Sorang gadis kecil menolong seorang anak laki-laki yang terluka saat jatuh dari sepeda.
Anak laki-laki itu berterima kasih kepada anak gadis itu dan menjulurkan tangannya berkenalan, "aku Rivaldi! Nama kamu siapa?"
Gadis itu hanya menatap tangan yang menunggu balasan, belum sempat menjabat tangan, seorang wanita dewasa memanggil nama Rivaldi.
"Ingat namaku Rivaldi, simpanlah benda ini, kelak jika kita kembali bertemu, kita akan saling mengingat. Bahwa ditempat ini, kita pernah bertemu!" Anak gadis itu menerima benda bertuliskan nama Rivaldi Anando. Saat terakhir kali mereka bermain bersama.
..........
15 tahun kemudian.
Anjani, seorang buruh pabrik yang bekerja disalah satu pabrik dikawasan Industri daerah Bandung. Ia tinggal tak jauh dari pabrik tempatnya bekerja bersama sang ibu yang kini sedang terbaring tak berdaya setelah kecelakaan yang membuatnya lumpuh. Setiap hari ia harus mengurus sang ibu terlebih dahulu sebelum berangkat.

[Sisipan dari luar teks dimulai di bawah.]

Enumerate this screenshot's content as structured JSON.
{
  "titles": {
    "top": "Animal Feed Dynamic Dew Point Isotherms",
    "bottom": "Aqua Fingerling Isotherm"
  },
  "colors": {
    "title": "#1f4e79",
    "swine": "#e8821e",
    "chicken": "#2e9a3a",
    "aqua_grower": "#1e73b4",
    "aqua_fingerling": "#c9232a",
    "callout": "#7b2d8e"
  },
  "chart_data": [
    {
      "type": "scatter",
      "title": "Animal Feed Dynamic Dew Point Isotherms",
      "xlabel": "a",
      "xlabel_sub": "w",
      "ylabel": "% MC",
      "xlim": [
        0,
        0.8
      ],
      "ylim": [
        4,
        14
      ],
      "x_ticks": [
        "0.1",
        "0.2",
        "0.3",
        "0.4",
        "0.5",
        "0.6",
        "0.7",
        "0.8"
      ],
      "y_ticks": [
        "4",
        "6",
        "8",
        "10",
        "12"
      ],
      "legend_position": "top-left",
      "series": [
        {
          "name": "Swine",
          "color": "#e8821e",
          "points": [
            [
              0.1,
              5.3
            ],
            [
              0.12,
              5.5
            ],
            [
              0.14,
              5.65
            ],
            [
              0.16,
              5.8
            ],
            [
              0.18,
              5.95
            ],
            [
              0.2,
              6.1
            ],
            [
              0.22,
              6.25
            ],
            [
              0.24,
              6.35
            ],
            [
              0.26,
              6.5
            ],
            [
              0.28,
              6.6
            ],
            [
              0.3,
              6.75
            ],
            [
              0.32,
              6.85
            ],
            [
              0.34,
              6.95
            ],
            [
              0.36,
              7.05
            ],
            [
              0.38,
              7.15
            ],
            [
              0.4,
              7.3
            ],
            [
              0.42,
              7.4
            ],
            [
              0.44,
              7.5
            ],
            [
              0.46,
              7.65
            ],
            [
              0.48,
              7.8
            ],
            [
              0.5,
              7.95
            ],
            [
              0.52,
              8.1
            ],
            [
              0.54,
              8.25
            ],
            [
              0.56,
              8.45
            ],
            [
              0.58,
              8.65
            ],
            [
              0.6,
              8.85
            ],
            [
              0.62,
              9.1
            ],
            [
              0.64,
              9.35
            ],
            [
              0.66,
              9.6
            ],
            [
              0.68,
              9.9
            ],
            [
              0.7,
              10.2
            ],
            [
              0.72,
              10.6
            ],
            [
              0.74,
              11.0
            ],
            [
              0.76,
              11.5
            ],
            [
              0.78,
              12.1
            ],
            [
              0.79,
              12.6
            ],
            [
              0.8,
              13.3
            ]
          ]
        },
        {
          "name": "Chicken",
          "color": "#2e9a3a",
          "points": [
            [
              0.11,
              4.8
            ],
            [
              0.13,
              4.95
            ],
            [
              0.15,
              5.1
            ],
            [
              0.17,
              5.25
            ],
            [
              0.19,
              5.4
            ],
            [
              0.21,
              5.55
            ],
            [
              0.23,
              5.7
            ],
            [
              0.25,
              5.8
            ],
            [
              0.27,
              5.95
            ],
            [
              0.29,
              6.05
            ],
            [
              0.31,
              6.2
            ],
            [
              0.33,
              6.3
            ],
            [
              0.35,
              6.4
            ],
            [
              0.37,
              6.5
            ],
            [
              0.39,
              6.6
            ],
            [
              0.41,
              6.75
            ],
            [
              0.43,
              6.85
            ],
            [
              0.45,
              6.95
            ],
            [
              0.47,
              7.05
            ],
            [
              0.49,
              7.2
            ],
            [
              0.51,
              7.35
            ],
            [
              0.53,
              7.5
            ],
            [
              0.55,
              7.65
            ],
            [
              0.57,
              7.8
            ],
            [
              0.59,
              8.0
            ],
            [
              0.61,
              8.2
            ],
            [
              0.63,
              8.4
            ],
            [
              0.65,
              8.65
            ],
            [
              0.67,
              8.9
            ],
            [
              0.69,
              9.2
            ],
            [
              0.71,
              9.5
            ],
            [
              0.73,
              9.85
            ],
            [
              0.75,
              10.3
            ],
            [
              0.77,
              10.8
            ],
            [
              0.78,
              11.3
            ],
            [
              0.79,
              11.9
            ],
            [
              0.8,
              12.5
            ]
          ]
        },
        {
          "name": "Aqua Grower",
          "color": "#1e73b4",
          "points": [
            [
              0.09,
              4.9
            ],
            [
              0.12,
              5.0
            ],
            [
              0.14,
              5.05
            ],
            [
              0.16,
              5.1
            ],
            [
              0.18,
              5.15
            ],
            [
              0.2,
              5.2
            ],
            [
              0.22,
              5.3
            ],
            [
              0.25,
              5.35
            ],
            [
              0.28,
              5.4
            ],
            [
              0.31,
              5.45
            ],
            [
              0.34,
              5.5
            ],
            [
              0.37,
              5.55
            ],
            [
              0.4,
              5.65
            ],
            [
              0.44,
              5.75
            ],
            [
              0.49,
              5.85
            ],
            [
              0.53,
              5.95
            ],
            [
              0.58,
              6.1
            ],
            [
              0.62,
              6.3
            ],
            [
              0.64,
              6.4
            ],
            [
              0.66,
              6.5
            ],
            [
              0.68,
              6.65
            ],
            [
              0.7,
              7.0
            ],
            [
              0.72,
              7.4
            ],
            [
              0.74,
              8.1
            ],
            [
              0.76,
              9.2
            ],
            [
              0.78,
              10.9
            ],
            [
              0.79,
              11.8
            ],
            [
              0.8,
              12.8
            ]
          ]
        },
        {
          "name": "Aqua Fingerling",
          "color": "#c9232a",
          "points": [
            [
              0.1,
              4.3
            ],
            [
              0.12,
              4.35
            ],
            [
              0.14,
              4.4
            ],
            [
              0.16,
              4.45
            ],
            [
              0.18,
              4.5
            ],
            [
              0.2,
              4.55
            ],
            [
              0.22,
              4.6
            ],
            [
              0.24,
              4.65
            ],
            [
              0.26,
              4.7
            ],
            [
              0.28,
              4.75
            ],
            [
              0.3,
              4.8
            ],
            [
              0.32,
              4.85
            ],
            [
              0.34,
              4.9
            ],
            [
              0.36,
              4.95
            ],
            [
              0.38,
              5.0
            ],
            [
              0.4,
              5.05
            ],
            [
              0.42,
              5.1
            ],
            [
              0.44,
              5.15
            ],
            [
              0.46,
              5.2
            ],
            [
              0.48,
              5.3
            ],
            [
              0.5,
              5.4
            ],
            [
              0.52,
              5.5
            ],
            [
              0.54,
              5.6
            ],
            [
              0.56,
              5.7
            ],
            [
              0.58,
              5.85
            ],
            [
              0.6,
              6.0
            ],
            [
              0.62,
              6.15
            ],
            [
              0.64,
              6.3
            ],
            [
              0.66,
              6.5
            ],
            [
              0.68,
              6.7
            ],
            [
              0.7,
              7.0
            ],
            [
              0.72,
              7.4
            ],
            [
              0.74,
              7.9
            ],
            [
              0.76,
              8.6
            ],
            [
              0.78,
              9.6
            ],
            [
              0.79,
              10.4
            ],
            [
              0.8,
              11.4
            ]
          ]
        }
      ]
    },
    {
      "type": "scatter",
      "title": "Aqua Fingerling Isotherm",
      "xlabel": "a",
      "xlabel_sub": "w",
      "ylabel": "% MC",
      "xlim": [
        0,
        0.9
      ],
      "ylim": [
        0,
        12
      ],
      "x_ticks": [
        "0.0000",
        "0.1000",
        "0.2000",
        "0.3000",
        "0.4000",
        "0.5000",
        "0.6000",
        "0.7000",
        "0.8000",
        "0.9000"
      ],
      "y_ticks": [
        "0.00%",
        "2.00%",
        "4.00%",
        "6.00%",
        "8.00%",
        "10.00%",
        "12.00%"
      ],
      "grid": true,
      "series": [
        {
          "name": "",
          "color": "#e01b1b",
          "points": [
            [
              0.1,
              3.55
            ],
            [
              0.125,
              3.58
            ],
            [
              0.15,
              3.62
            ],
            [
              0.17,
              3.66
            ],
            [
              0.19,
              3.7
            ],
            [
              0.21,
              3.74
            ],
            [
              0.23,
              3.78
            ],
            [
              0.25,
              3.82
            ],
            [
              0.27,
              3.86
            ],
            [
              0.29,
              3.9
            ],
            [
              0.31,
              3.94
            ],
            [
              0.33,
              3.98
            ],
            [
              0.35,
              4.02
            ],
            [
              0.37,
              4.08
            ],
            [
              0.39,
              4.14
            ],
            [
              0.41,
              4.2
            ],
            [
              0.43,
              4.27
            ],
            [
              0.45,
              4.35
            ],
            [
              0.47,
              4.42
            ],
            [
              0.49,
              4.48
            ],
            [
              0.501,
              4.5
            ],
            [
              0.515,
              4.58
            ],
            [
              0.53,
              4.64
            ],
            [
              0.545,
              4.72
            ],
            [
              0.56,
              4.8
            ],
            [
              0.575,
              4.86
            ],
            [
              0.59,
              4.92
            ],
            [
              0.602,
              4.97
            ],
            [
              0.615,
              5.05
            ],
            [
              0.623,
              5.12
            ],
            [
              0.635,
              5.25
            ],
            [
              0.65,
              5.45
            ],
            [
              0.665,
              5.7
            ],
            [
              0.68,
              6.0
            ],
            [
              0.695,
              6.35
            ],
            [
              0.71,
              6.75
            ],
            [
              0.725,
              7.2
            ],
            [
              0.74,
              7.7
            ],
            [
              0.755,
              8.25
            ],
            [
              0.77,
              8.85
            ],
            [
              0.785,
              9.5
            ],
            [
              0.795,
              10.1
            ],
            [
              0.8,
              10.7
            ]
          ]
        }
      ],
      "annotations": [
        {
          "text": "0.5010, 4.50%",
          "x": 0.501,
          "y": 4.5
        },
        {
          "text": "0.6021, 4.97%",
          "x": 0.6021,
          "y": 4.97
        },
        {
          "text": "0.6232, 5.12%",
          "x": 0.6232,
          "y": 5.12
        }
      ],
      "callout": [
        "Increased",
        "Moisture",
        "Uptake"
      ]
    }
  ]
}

"Nak, jika setiap hari seperti ini, kamu bisa kesiangan berangkat bekerja!" Sang ibu menyentuh lengan putrinya yang sedang mengap tubuhnya.
"Bu, aku bahkan tidak bisa membiarkan ibu seperti tidak terurus sebelum berangkat. Ibu tenang saja, lagipula pabrik tempatku bekerja kan dekat!"
Setiap hari, Anjani selalu melupakan sarapan paginya dan makan siang secukupnya dikantin.
"Jani, tumben kamu kesiangan!" Tanya Lidia saat melihat Anjani datang 10 menit sebelum jam masuk.
"Iya, tadi aku nyiapin dulu makanan untuk ibu! Langganan aku sebelumnya tutup. Makanya aku nyari dulu!"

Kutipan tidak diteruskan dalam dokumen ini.